Ending all COVID-19 restrictions is a reckless decision by the UK government at this critical time, says Professor Christoph Loch.
By Christoph Loch
The track record of decisions of the UK government in the COVID-19 context has resulted in the highest death rate from COVID-19 in all of Europe. But the current decision to simply let all restrictions go away after 19 July tops all the bad decisions so far.
Dropping all distance rules and allowing people to breathe on one another in public transport and to crowd into mass events is nothing less than reckless.
Yes, the link between infections and hospitalisation has been weakened, but we have been clearly told by the experts that letting the virus run rampant among our youths is irresponsible because we do not know enough about possible long-term effects of COVID-19 on them, and letting only once-vaccinated and therefore partially protected young people get infected represents a breeding lab for mutations that develop resistance against our vaccinations.

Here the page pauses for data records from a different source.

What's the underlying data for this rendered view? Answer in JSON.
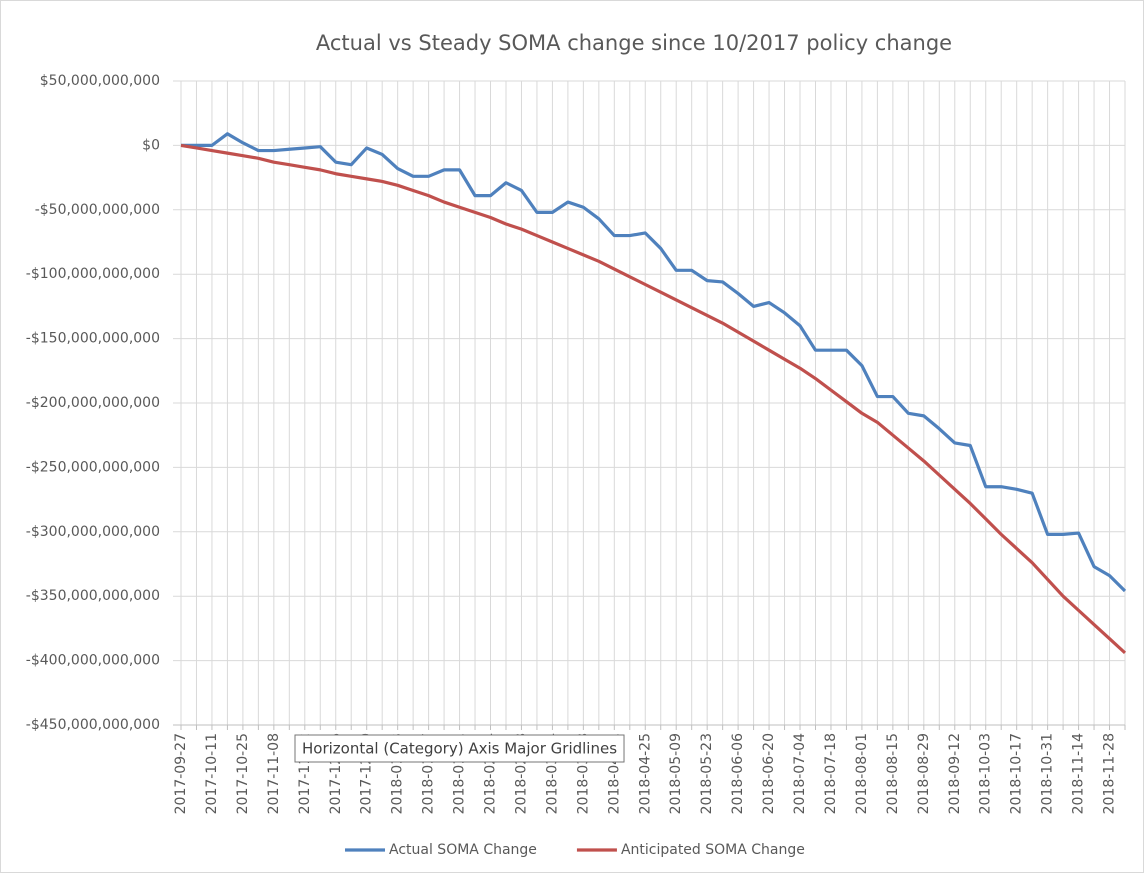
{
  "chart_data": {
    "type": "line",
    "title": "Actual vs Steady SOMA change since 10/2017 policy change",
    "categories": [
      "2017-09-27",
      null,
      "2017-10-11",
      null,
      "2017-10-25",
      null,
      "2017-11-08",
      null,
      "2017-11-22",
      null,
      "2017-12-06",
      null,
      "2017-12-20",
      null,
      "2018-01-03",
      null,
      "2018-01-17",
      null,
      "2018-01-31",
      null,
      "2018-02-14",
      null,
      "2018-02-28",
      null,
      "2018-03-14",
      null,
      "2018-03-28",
      null,
      "2018-04-11",
      null,
      "2018-04-25",
      null,
      "2018-05-09",
      null,
      "2018-05-23",
      null,
      "2018-06-06",
      null,
      "2018-06-20",
      null,
      "2018-07-04",
      null,
      "2018-07-18",
      null,
      "2018-08-01",
      null,
      "2018-08-15",
      null,
      "2018-08-29",
      null,
      "2018-09-12",
      null,
      "2018-10-03",
      null,
      "2018-10-17",
      null,
      "2018-10-31",
      null,
      "2018-11-14",
      null,
      "2018-11-28",
      null
    ],
    "series": [
      {
        "name": "Actual SOMA Change",
        "color": "#4f81bd",
        "values": [
          0,
          0,
          0,
          9000000000,
          2000000000,
          -4000000000,
          -4000000000,
          -3000000000,
          -2000000000,
          -1000000000,
          -13000000000,
          -15000000000,
          -2000000000,
          -7000000000,
          -18000000000,
          -24000000000,
          -24000000000,
          -19000000000,
          -19000000000,
          -39000000000,
          -39000000000,
          -29000000000,
          -35000000000,
          -52000000000,
          -52000000000,
          -44000000000,
          -48000000000,
          -57000000000,
          -70000000000,
          -70000000000,
          -68000000000,
          -80000000000,
          -97000000000,
          -97000000000,
          -105000000000,
          -106000000000,
          -115000000000,
          -125000000000,
          -122000000000,
          -130000000000,
          -140000000000,
          -159000000000,
          -159000000000,
          -159000000000,
          -171000000000,
          -195000000000,
          -195000000000,
          -208000000000,
          -210000000000,
          -220000000000,
          -231000000000,
          -233000000000,
          -265000000000,
          -265000000000,
          -267000000000,
          -270000000000,
          -302000000000,
          -302000000000,
          -301000000000,
          -327000000000,
          -334000000000,
          -346000000000
        ]
      },
      {
        "name": "Anticipated SOMA Change",
        "color": "#c0504d",
        "values": [
          0,
          -2000000000,
          -4000000000,
          -6000000000,
          -8000000000,
          -10000000000,
          -13000000000,
          -15000000000,
          -17000000000,
          -19000000000,
          -22000000000,
          -24000000000,
          -26000000000,
          -28000000000,
          -31000000000,
          -35000000000,
          -39000000000,
          -44000000000,
          -48000000000,
          -52000000000,
          -56000000000,
          -61000000000,
          -65000000000,
          -70000000000,
          -75000000000,
          -80000000000,
          -85000000000,
          -90000000000,
          -96000000000,
          -102000000000,
          -108000000000,
          -114000000000,
          -120000000000,
          -126000000000,
          -132000000000,
          -138000000000,
          -145000000000,
          -152000000000,
          -159000000000,
          -166000000000,
          -173000000000,
          -181000000000,
          -190000000000,
          -199000000000,
          -208000000000,
          -215000000000,
          -225000000000,
          -235000000000,
          -245000000000,
          -256000000000,
          -267000000000,
          -278000000000,
          -290000000000,
          -302000000000,
          -313000000000,
          -324000000000,
          -337000000000,
          -350000000000,
          -361000000000,
          -372000000000,
          -383000000000,
          -394000000000
        ]
      }
    ],
    "ylim": [
      -450000000000,
      50000000000
    ],
    "yticks": [
      {
        "value": 50000000000,
        "label": "$50,000,000,000"
      },
      {
        "value": 0,
        "label": "$0"
      },
      {
        "value": -50000000000,
        "label": "-$50,000,000,000"
      },
      {
        "value": -100000000000,
        "label": "-$100,000,000,000"
      },
      {
        "value": -150000000000,
        "label": "-$150,000,000,000"
      },
      {
        "value": -200000000000,
        "label": "-$200,000,000,000"
      },
      {
        "value": -250000000000,
        "label": "-$250,000,000,000"
      },
      {
        "value": -300000000000,
        "label": "-$300,000,000,000"
      },
      {
        "value": -350000000000,
        "label": "-$350,000,000,000"
      },
      {
        "value": -400000000000,
        "label": "-$400,000,000,000"
      },
      {
        "value": -450000000000,
        "label": "-$450,000,000,000"
      }
    ],
    "grid": true,
    "legend": "bottom",
    "tooltip": "Horizontal (Category) Axis Major Gridlines"
  }
}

Allowing 100,000 cases per day (or more, if we compare past predictions with actual outcomes) could, even at flu-like death rates, cause hundreds of people to die every day and again put unbearable stress on the National Health Service, which is still exhausted from the last crisis.

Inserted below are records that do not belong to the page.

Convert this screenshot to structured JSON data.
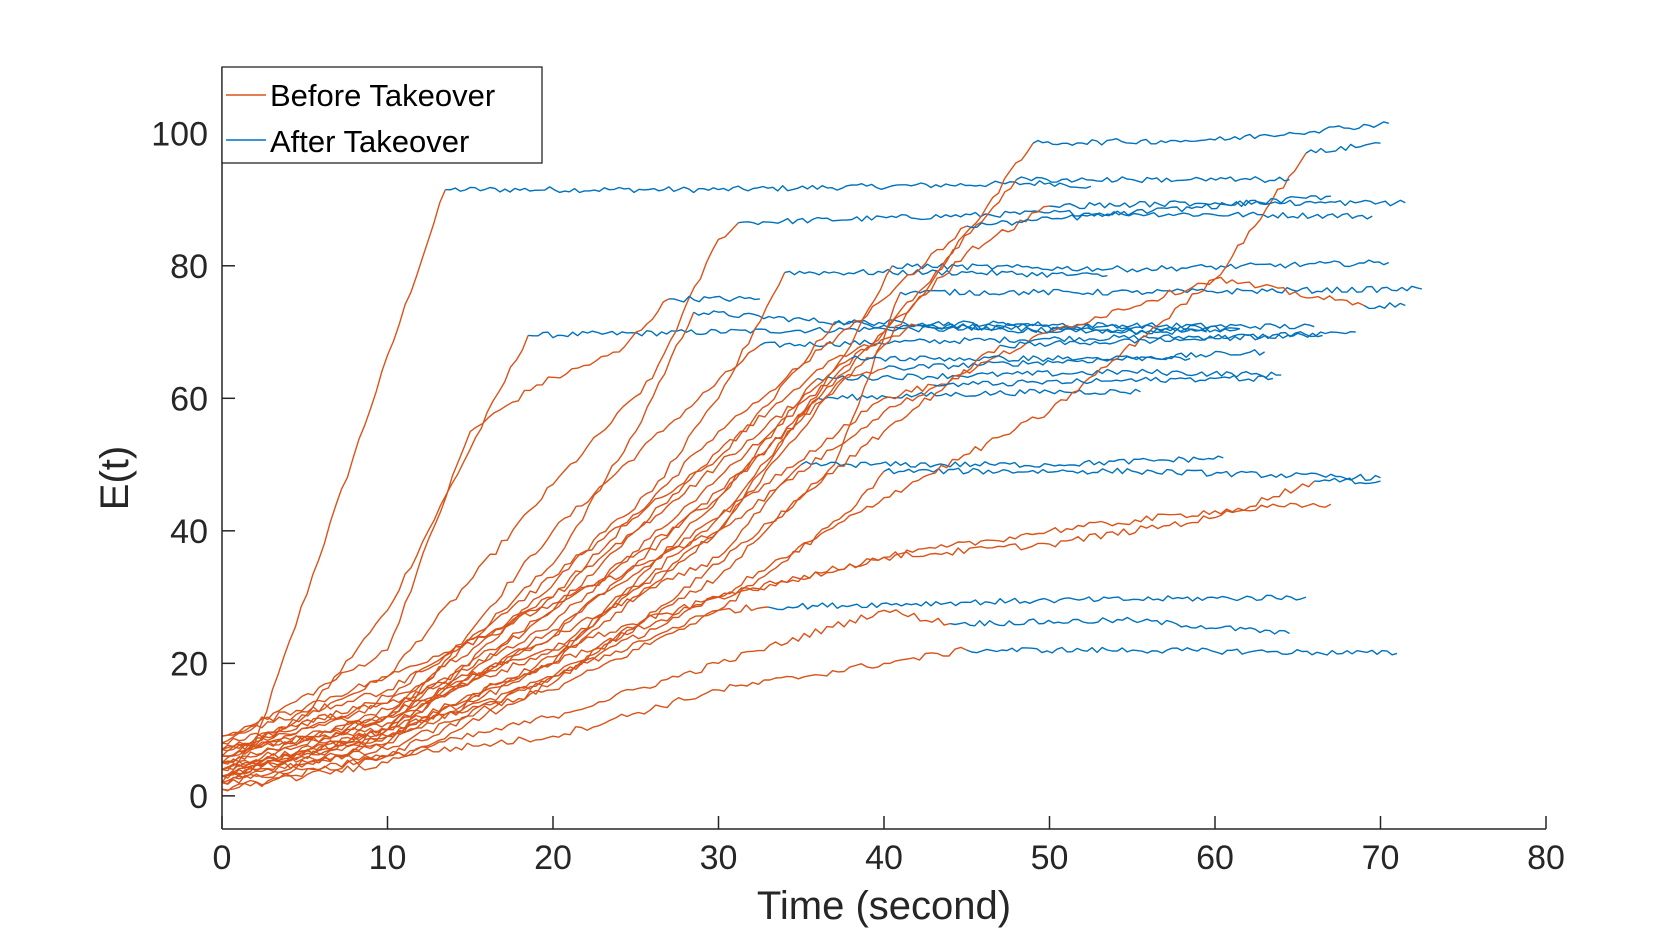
{
  "chart_data": {
    "type": "line",
    "title": "",
    "xlabel": "Time (second)",
    "ylabel": "E(t)",
    "xlim": [
      0,
      80
    ],
    "ylim": [
      -5,
      110
    ],
    "xticks": [
      0,
      10,
      20,
      30,
      40,
      50,
      60,
      70,
      80
    ],
    "yticks": [
      0,
      20,
      40,
      60,
      80,
      100
    ],
    "grid": false,
    "legend_position": "top-left",
    "series_styles": {
      "before": {
        "name": "Before Takeover",
        "color": "#D95319"
      },
      "after": {
        "name": "After Takeover",
        "color": "#0072BD"
      }
    },
    "trials": [
      {
        "t0": 0,
        "e0": 2,
        "before": [
          [
            2,
            8
          ],
          [
            13.5,
            91.5
          ]
        ],
        "after": [
          [
            13.5,
            91.5
          ],
          [
            30,
            91.5
          ],
          [
            50,
            92.5
          ],
          [
            52.5,
            92
          ]
        ]
      },
      {
        "t0": 0,
        "e0": 5,
        "before": [
          [
            5,
            12
          ],
          [
            10,
            28
          ],
          [
            18.5,
            69.5
          ]
        ],
        "after": [
          [
            18.5,
            69.5
          ],
          [
            40,
            70.5
          ],
          [
            59.5,
            70
          ]
        ]
      },
      {
        "t0": 0,
        "e0": 3,
        "before": [
          [
            10,
            10
          ],
          [
            20,
            40
          ],
          [
            27,
            56
          ],
          [
            32.5,
            68
          ]
        ],
        "after": [
          [
            32.5,
            68
          ],
          [
            50,
            69
          ],
          [
            66.5,
            69.5
          ]
        ]
      },
      {
        "t0": 0,
        "e0": 6,
        "before": [
          [
            10,
            18
          ],
          [
            20,
            47
          ],
          [
            26,
            63
          ],
          [
            30,
            84
          ],
          [
            31.2,
            86.5
          ]
        ],
        "after": [
          [
            31.2,
            86.5
          ],
          [
            50,
            88
          ],
          [
            69.5,
            87.5
          ]
        ]
      },
      {
        "t0": 0,
        "e0": 4,
        "before": [
          [
            10,
            12
          ],
          [
            20,
            35
          ],
          [
            25,
            55
          ],
          [
            28.5,
            73
          ]
        ],
        "after": [
          [
            28.5,
            73
          ],
          [
            40,
            71
          ],
          [
            61.5,
            70.5
          ]
        ]
      },
      {
        "t0": 0,
        "e0": 8,
        "before": [
          [
            10,
            22
          ],
          [
            15,
            55
          ],
          [
            19,
            62
          ],
          [
            24,
            67
          ],
          [
            27,
            75
          ]
        ],
        "after": [
          [
            27,
            75
          ],
          [
            32.5,
            75
          ]
        ]
      },
      {
        "t0": 0,
        "e0": 2,
        "before": [
          [
            10,
            8
          ],
          [
            22,
            37
          ],
          [
            30,
            51
          ],
          [
            33,
            59
          ],
          [
            37,
            71.5
          ]
        ],
        "after": [
          [
            37,
            71.5
          ],
          [
            55,
            71
          ],
          [
            66,
            70.8
          ]
        ]
      },
      {
        "t0": 0,
        "e0": 7,
        "before": [
          [
            10,
            15
          ],
          [
            20,
            33
          ],
          [
            26,
            46
          ],
          [
            30,
            60
          ],
          [
            34,
            79
          ]
        ],
        "after": [
          [
            34,
            79
          ],
          [
            45,
            79
          ],
          [
            53.5,
            78.5
          ]
        ]
      },
      {
        "t0": 0,
        "e0": 3,
        "before": [
          [
            10,
            10
          ],
          [
            20,
            25
          ],
          [
            30,
            42
          ],
          [
            34,
            54
          ],
          [
            36,
            60
          ]
        ],
        "after": [
          [
            36,
            60
          ],
          [
            50,
            61
          ],
          [
            55.5,
            61
          ]
        ]
      },
      {
        "t0": 0,
        "e0": 5,
        "before": [
          [
            10,
            12
          ],
          [
            20,
            28
          ],
          [
            30,
            45
          ],
          [
            36,
            63
          ]
        ],
        "after": [
          [
            36,
            63
          ],
          [
            55,
            64
          ],
          [
            64,
            63.5
          ]
        ]
      },
      {
        "t0": 0,
        "e0": 9,
        "before": [
          [
            10,
            18
          ],
          [
            20,
            29
          ],
          [
            30,
            40
          ],
          [
            37.5,
            63
          ],
          [
            40,
            64.5
          ]
        ],
        "after": [
          [
            40,
            64.5
          ],
          [
            55,
            66
          ],
          [
            63,
            67
          ]
        ]
      },
      {
        "t0": 0,
        "e0": 4,
        "before": [
          [
            10,
            9
          ],
          [
            20,
            20
          ],
          [
            30,
            40
          ],
          [
            38,
            68
          ],
          [
            40.5,
            80
          ]
        ],
        "after": [
          [
            40.5,
            80
          ],
          [
            55,
            79.5
          ],
          [
            70.5,
            80.5
          ]
        ]
      },
      {
        "t0": 0,
        "e0": 1,
        "before": [
          [
            10,
            6
          ],
          [
            20,
            18
          ],
          [
            30,
            33
          ],
          [
            37,
            50
          ],
          [
            41,
            76
          ]
        ],
        "after": [
          [
            41,
            76
          ],
          [
            55,
            76
          ],
          [
            72.5,
            76.5
          ]
        ]
      },
      {
        "t0": 0,
        "e0": 6,
        "before": [
          [
            10,
            12
          ],
          [
            20,
            24
          ],
          [
            30,
            36
          ],
          [
            35,
            50
          ]
        ],
        "after": [
          [
            35,
            50
          ],
          [
            50,
            50
          ],
          [
            60.5,
            51
          ]
        ]
      },
      {
        "t0": 0,
        "e0": 3,
        "before": [
          [
            10,
            7
          ],
          [
            20,
            18
          ],
          [
            30,
            28
          ],
          [
            38,
            43
          ],
          [
            40,
            49
          ]
        ],
        "after": [
          [
            40,
            49
          ],
          [
            55,
            49
          ],
          [
            70,
            48
          ]
        ]
      },
      {
        "t0": 0,
        "e0": 7,
        "before": [
          [
            10,
            10
          ],
          [
            20,
            16
          ],
          [
            30,
            28
          ],
          [
            33,
            28.5
          ]
        ],
        "after": [
          [
            33,
            28.5
          ],
          [
            50,
            29.5
          ],
          [
            65.5,
            30
          ]
        ]
      },
      {
        "t0": 0,
        "e0": 2,
        "before": [
          [
            10,
            6
          ],
          [
            20,
            12
          ],
          [
            30,
            20
          ],
          [
            40,
            28
          ],
          [
            44,
            26
          ]
        ],
        "after": [
          [
            44,
            26
          ],
          [
            55,
            26.5
          ],
          [
            64.5,
            24.5
          ]
        ]
      },
      {
        "t0": 0,
        "e0": 5,
        "before": [
          [
            10,
            6
          ],
          [
            20,
            9
          ],
          [
            30,
            16
          ],
          [
            40,
            20
          ],
          [
            45,
            22
          ]
        ],
        "after": [
          [
            45,
            22
          ],
          [
            55,
            22
          ],
          [
            71,
            21.5
          ]
        ]
      },
      {
        "t0": 0,
        "e0": 8,
        "before": [
          [
            10,
            14
          ],
          [
            20,
            22
          ],
          [
            30,
            30
          ],
          [
            40,
            36
          ],
          [
            50,
            40
          ],
          [
            60,
            43
          ],
          [
            67,
            44
          ]
        ],
        "after": [
          [
            67,
            44
          ]
        ]
      },
      {
        "t0": 0,
        "e0": 4,
        "before": [
          [
            10,
            10
          ],
          [
            20,
            20
          ],
          [
            30,
            30
          ],
          [
            40,
            45
          ],
          [
            50,
            58
          ],
          [
            60,
            78
          ],
          [
            65.5,
            97
          ]
        ],
        "after": [
          [
            65.5,
            97
          ],
          [
            70,
            98.5
          ]
        ]
      },
      {
        "t0": 0,
        "e0": 6,
        "before": [
          [
            10,
            12
          ],
          [
            20,
            22
          ],
          [
            30,
            40
          ],
          [
            40,
            58
          ],
          [
            50,
            70
          ],
          [
            60,
            78
          ],
          [
            69,
            74
          ]
        ],
        "after": [
          [
            69,
            74
          ],
          [
            71.5,
            74
          ]
        ]
      },
      {
        "t0": 0,
        "e0": 3,
        "before": [
          [
            10,
            9
          ],
          [
            20,
            18
          ],
          [
            30,
            30
          ],
          [
            40,
            36
          ],
          [
            50,
            38
          ],
          [
            60,
            42
          ],
          [
            66,
            47.5
          ]
        ],
        "after": [
          [
            66,
            47.5
          ],
          [
            70,
            47.5
          ]
        ]
      },
      {
        "t0": 0,
        "e0": 5,
        "before": [
          [
            10,
            11
          ],
          [
            20,
            24
          ],
          [
            30,
            46
          ],
          [
            40,
            68
          ],
          [
            49,
            98.5
          ]
        ],
        "after": [
          [
            49,
            98.5
          ],
          [
            60,
            99
          ],
          [
            70.5,
            101.5
          ]
        ]
      },
      {
        "t0": 0,
        "e0": 7,
        "before": [
          [
            10,
            13
          ],
          [
            20,
            26
          ],
          [
            30,
            48
          ],
          [
            40,
            70
          ],
          [
            48,
            93
          ]
        ],
        "after": [
          [
            48,
            93
          ],
          [
            55,
            93
          ],
          [
            64.5,
            93
          ]
        ]
      },
      {
        "t0": 0,
        "e0": 2,
        "before": [
          [
            10,
            8
          ],
          [
            20,
            20
          ],
          [
            30,
            45
          ],
          [
            40,
            70
          ],
          [
            45,
            82
          ],
          [
            50,
            89
          ]
        ],
        "after": [
          [
            50,
            89
          ],
          [
            60,
            89.5
          ],
          [
            71.5,
            89.5
          ]
        ]
      },
      {
        "t0": 0,
        "e0": 9,
        "before": [
          [
            10,
            16
          ],
          [
            20,
            30
          ],
          [
            30,
            55
          ],
          [
            40,
            75
          ],
          [
            45,
            86
          ]
        ],
        "after": [
          [
            45,
            86
          ],
          [
            55,
            88
          ],
          [
            67,
            90.5
          ]
        ]
      },
      {
        "t0": 0,
        "e0": 4,
        "before": [
          [
            10,
            10
          ],
          [
            20,
            28
          ],
          [
            30,
            52
          ],
          [
            37,
            66
          ],
          [
            42,
            71
          ]
        ],
        "after": [
          [
            42,
            71
          ],
          [
            54,
            70
          ],
          [
            61.5,
            70.5
          ]
        ]
      },
      {
        "t0": 0,
        "e0": 6,
        "before": [
          [
            10,
            14
          ],
          [
            20,
            30
          ],
          [
            30,
            50
          ],
          [
            38,
            66
          ]
        ],
        "after": [
          [
            38,
            66
          ],
          [
            52,
            66
          ],
          [
            58.5,
            66
          ]
        ]
      },
      {
        "t0": 0,
        "e0": 1,
        "before": [
          [
            10,
            5
          ],
          [
            20,
            17
          ],
          [
            30,
            35
          ],
          [
            40,
            55
          ],
          [
            47,
            68
          ]
        ],
        "after": [
          [
            47,
            68
          ],
          [
            60,
            69
          ],
          [
            68.5,
            70
          ]
        ]
      },
      {
        "t0": 0,
        "e0": 3,
        "before": [
          [
            10,
            9
          ],
          [
            20,
            21
          ],
          [
            30,
            42
          ],
          [
            40,
            60
          ],
          [
            43,
            62
          ]
        ],
        "after": [
          [
            43,
            62
          ],
          [
            60,
            63
          ],
          [
            63.5,
            63
          ]
        ]
      }
    ],
    "legend": [
      "Before Takeover",
      "After Takeover"
    ]
  }
}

It would have been entirely possible to loosen rules a bit – such as reduce the two metre distance to one metre+, allow people to go to work rather than work from home, increase the size of permitted gatherings a bit.
Yet the government decided that it had to show a symbol of “strength” – and with such “strength” it is playing with our lives, with the health of our children, and with our ability to achieve an economic and jobs recovery in the autumn.

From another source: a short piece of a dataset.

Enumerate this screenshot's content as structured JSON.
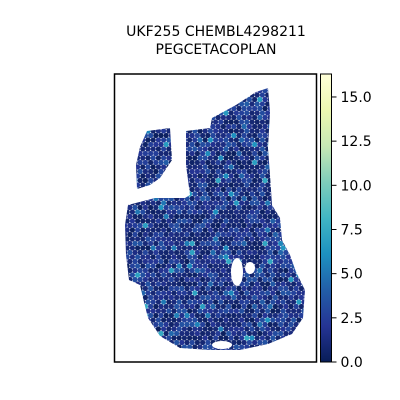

People who do this clearly have not been held accountable. This government is getting away with treating important decisions just like PR slogans, where you can count on people forgetting what you did so you can pretend next week that you never did it. Someone should stand up and stop this irresponsible behaviour – and if that doesn’t happen, politicians should pay the price at the ballot box.
This blog post reflects the private opinions of Christoph Loch rather than the view of Cambridge Judge Business School or the University of Cambridge.